Он уставился на нее взглядом, полным обвинения.
— Это почему же? Раз там лежит мой плащ, значит, его кто-то принес. Я не приносил. Остаешься ты.
— Карр!
— Хватит повторять «Карр!» Если ты рассвирепела и ударила его, шансы сто к одному, что ты убежала и не подумала об отпечатках. Но если это сделал кто-то другой, и он был настолько умен, что воспользовался моим плащом, то сто к одному, что он уже протер ручку кочерги — вот о чем я тогда подумал. Я протер ручку и бросил платок в камин, огонь в нем уже задохнулся под пеплом. Не знаю, сгорел он или нет, это не имеет значения. Потом я собственным платком протер край двери, взял плащ и ушел.

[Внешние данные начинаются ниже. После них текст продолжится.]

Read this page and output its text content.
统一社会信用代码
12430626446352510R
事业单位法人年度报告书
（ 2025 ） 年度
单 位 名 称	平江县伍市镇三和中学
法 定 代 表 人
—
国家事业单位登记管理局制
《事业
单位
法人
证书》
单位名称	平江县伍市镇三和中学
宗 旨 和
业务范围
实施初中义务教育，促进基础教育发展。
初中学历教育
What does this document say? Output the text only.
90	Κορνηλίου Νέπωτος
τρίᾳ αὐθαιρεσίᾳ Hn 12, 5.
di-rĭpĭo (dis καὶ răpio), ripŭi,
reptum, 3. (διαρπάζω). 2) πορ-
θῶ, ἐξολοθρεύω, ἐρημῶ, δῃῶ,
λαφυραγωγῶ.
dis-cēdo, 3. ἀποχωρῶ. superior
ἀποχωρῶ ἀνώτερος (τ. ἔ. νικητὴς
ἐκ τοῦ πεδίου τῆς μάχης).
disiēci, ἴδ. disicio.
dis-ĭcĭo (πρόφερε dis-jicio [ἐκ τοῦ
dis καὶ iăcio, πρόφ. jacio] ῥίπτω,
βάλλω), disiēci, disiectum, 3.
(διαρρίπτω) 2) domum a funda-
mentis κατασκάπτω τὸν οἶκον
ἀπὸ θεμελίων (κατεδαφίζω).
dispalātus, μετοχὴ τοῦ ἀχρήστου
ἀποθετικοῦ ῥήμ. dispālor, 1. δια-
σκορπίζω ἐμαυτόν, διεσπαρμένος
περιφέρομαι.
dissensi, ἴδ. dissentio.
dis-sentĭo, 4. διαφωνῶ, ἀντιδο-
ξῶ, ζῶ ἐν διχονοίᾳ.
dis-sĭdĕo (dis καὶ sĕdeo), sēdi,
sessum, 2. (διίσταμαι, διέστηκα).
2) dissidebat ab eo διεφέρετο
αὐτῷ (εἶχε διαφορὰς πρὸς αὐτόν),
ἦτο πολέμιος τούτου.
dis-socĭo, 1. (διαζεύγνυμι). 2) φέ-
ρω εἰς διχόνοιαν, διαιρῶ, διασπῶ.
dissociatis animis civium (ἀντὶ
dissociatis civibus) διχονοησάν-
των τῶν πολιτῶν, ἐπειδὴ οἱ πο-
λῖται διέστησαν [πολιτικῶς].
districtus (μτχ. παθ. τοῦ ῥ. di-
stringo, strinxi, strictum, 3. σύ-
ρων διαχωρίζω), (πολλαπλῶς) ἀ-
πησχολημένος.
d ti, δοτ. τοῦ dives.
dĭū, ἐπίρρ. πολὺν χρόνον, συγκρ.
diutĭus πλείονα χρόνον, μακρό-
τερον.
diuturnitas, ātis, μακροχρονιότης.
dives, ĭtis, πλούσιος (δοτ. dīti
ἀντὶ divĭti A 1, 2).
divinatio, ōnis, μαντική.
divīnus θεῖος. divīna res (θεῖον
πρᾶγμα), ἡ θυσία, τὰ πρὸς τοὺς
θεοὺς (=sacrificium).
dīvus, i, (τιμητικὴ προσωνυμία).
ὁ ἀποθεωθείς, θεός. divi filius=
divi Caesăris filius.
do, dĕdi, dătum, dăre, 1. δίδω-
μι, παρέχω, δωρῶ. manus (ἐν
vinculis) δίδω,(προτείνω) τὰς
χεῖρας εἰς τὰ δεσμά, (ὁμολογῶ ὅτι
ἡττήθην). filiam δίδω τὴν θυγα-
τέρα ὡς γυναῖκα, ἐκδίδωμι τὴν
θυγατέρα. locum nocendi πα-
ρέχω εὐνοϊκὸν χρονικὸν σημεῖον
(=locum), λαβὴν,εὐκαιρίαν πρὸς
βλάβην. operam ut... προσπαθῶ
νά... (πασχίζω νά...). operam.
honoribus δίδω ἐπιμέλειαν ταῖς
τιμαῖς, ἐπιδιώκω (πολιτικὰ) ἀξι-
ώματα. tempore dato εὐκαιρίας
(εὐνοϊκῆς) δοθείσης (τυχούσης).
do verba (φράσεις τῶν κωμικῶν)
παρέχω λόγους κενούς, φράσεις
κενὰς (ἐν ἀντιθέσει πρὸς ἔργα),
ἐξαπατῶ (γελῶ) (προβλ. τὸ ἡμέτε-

Она снова лишь коротко вздохнула.
— Ты должен был позвонить в полицию.
— Может, я и дурак, но не такой уж законченный… — Карр поднял плащ. — Надо смыть кровь. Как это сделать?
— Холодной водой… Карр, мне это не нравится. Мы должны сообщить в полицию, мы не сделали ничего плохого.
Впервые он дотронулся до нее, крепко ухватив за плечо.
— У тебя неплохая голова, пошевели мозгами! Как ты думаешь, найдется ли дюжина людей, которые поверят, что это сделал не я?
— Ты?
— Или ты.
Она почувствовала, как подступает тошнота.
— Дюжина…
— В суде двенадцать присяжных, Рета, — и повернулся к двери.
Молочник мистер Стоукс пустился в свой обычный обход в семь часов утра. Через двадцать минут он добрался до Меллинг-хауса, и то, что увидел, впоследствии он описал как «ужасное положение вещей». Задняя дверь была открыта. В этом молочник не нашел ничего странного. Все, что от него требовалось, — принести молоко на кухню, и когда миссис Мейхью предложит ему чай, сказать: «Я бы с удовольствием, но не могу». Но в это утро никакого чая не было, миссис Мейхью сидела на кухонном стуле, замерев и вцепившись в сиденье обеими руками. У нее был такой вид, как будто она упадет, если ненароком отпустит руки. Глаза ее смотрели прямо на мистера Стоукса, но он не поручился бы, что она его видит: глаза вылезли на лоб, лицо белое, как творог. Такого приема мистер Стоукс никогда не встречал.
— Э, миссис Мейхью, в чем дело? — спросил он, но ответом ему был все тот же взгляд. Он поставил молоко на стол и оглянулся в поисках самого Мейхью, потому что с его женой явно было что-то неладно, и он не мог уйти, оставив ее в таком состоянии.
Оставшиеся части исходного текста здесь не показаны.